Editorial par Jean-Paul Piérot
Apprendre de Césaire
Au soir de sa vie, Aimé Césaire aura reçu une sorte de consécration, qu’il n’avait pas sollicitée et dont il n’avait guère besoin. Plusieurs candidats à la présidence de la République en déplacement électoral à la Martinique ont demandé à être reçus par le vieil homme. Toujours courtois, habité de cette élégance d’esprit dans laquelle s’exprimaient ses plus fortes convictions, le poète recevait, écoutait et délivrait son message, sa vision d’une humanité sans dominants ni dominés, creuset de toutes les singularités des peuples du monde. On se pressait dans sa maison de Fort-de-France, et ce n’était que justice pourvu que face à des interlocuteurs disposés à entendre, sa parole servît un tant soit peu à l’humanisation de l’humanité.

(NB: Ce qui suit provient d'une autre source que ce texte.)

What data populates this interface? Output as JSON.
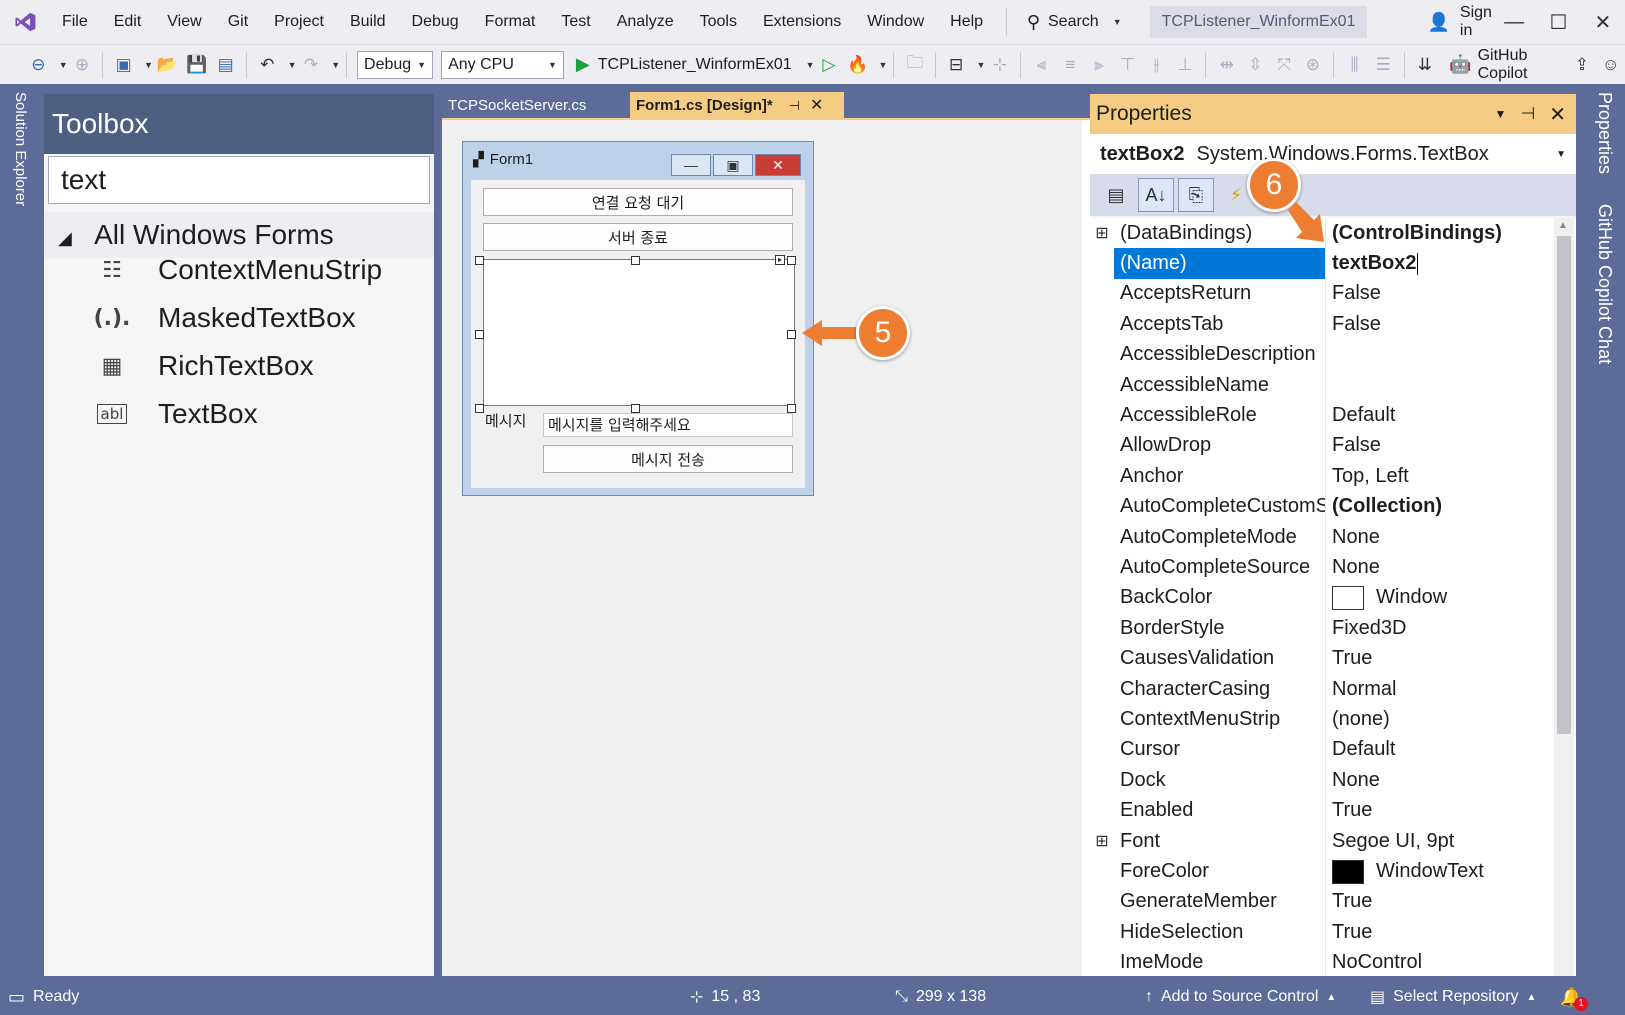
{
  "menu": [
    "File",
    "Edit",
    "View",
    "Git",
    "Project",
    "Build",
    "Debug",
    "Format",
    "Test",
    "Analyze",
    "Tools",
    "Extensions",
    "Window",
    "Help"
  ],
  "search_label": "Search",
  "window_title": "TCPListener_WinformEx01",
  "sign_in": "Sign in",
  "toolbar": {
    "config": "Debug",
    "platform": "Any CPU",
    "startup_project": "TCPListener_WinformEx01",
    "copilot": "GitHub Copilot"
  },
  "left_tabs": {
    "solution_explorer": "Solution Explorer"
  },
  "right_tabs": {
    "properties": "Properties",
    "copilot_chat": "GitHub Copilot Chat"
  },
  "toolbox": {
    "title": "Toolbox",
    "search_value": "text",
    "group": "All Windows Forms",
    "items": [
      {
        "label": "ContextMenuStrip",
        "icon": "context-menu-strip-icon"
      },
      {
        "label": "MaskedTextBox",
        "icon": "masked-textbox-icon"
      },
      {
        "label": "RichTextBox",
        "icon": "rich-textbox-icon"
      },
      {
        "label": "TextBox",
        "icon": "textbox-icon"
      }
    ]
  },
  "editor_tabs": [
    {
      "label": "TCPSocketServer.cs",
      "active": false
    },
    {
      "label": "Form1.cs [Design]*",
      "active": true
    }
  ],
  "designer": {
    "form_title": "Form1",
    "btn_wait": "연결 요청 대기",
    "btn_stop": "서버 종료",
    "label_message": "메시지",
    "message_input": "메시지를 입력해주세요",
    "btn_send": "메시지 전송"
  },
  "callouts": {
    "five": "5",
    "six": "6"
  },
  "properties": {
    "title": "Properties",
    "object_name": "textBox2",
    "object_type": "System.Windows.Forms.TextBox",
    "rows": [
      {
        "name": "(DataBindings)",
        "value": "(ControlBindings)",
        "expand": "⊞",
        "bold": true
      },
      {
        "name": "(Name)",
        "value": "textBox2",
        "selected": true,
        "bold": true
      },
      {
        "name": "AcceptsReturn",
        "value": "False"
      },
      {
        "name": "AcceptsTab",
        "value": "False"
      },
      {
        "name": "AccessibleDescription",
        "value": ""
      },
      {
        "name": "AccessibleName",
        "value": ""
      },
      {
        "name": "AccessibleRole",
        "value": "Default"
      },
      {
        "name": "AllowDrop",
        "value": "False"
      },
      {
        "name": "Anchor",
        "value": "Top, Left"
      },
      {
        "name": "AutoCompleteCustomS",
        "value": "(Collection)",
        "bold": true
      },
      {
        "name": "AutoCompleteMode",
        "value": "None"
      },
      {
        "name": "AutoCompleteSource",
        "value": "None"
      },
      {
        "name": "BackColor",
        "value": "Window",
        "swatch": "#ffffff"
      },
      {
        "name": "BorderStyle",
        "value": "Fixed3D"
      },
      {
        "name": "CausesValidation",
        "value": "True"
      },
      {
        "name": "CharacterCasing",
        "value": "Normal"
      },
      {
        "name": "ContextMenuStrip",
        "value": "(none)"
      },
      {
        "name": "Cursor",
        "value": "Default"
      },
      {
        "name": "Dock",
        "value": "None"
      },
      {
        "name": "Enabled",
        "value": "True"
      },
      {
        "name": "Font",
        "value": "Segoe UI, 9pt",
        "expand": "⊞"
      },
      {
        "name": "ForeColor",
        "value": "WindowText",
        "swatch": "#000000"
      },
      {
        "name": "GenerateMember",
        "value": "True"
      },
      {
        "name": "HideSelection",
        "value": "True"
      },
      {
        "name": "ImeMode",
        "value": "NoControl"
      }
    ]
  },
  "status": {
    "ready": "Ready",
    "position": "15 , 83",
    "size": "299 x 138",
    "source_control": "Add to Source Control",
    "repository": "Select Repository",
    "notification_count": "1"
  },
  "colors": {
    "accent": "#5d6b99",
    "properties_title": "#f5cc84",
    "selection": "#0078d7",
    "callout": "#ed7d31"
  }
}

Et c’est ainsi qu’une de ses dernières colères de poète de la négritude remonte à la fin de l’année 2005, lorsque Nicolas Sarkozy, déjà en piste pour l’Élysée, voulut paraître à ses côtés, quelques mois après que la majorité de droite eut adopté une loi vantant « le rôle positif de la colonisation ». Quelques phrases, mais une injure à l’égard des peuples qui ont souffert du joug colonial, un dernier coup de cravache du colon rancunier. Et cela, Aimé Césaire ne l’a pas supporté, et n’accepta d’ouvrir sa porte au futur président que lorsque fut annulé cet article plein de morgue. Il eut une autre colère lorsque Nicolas Sarkozy, une fois élu, lâcha à nouveau toutes les bondes à son racisme à Dakar, jugeant les Africains « incapables de se projeter vers l’avenir ».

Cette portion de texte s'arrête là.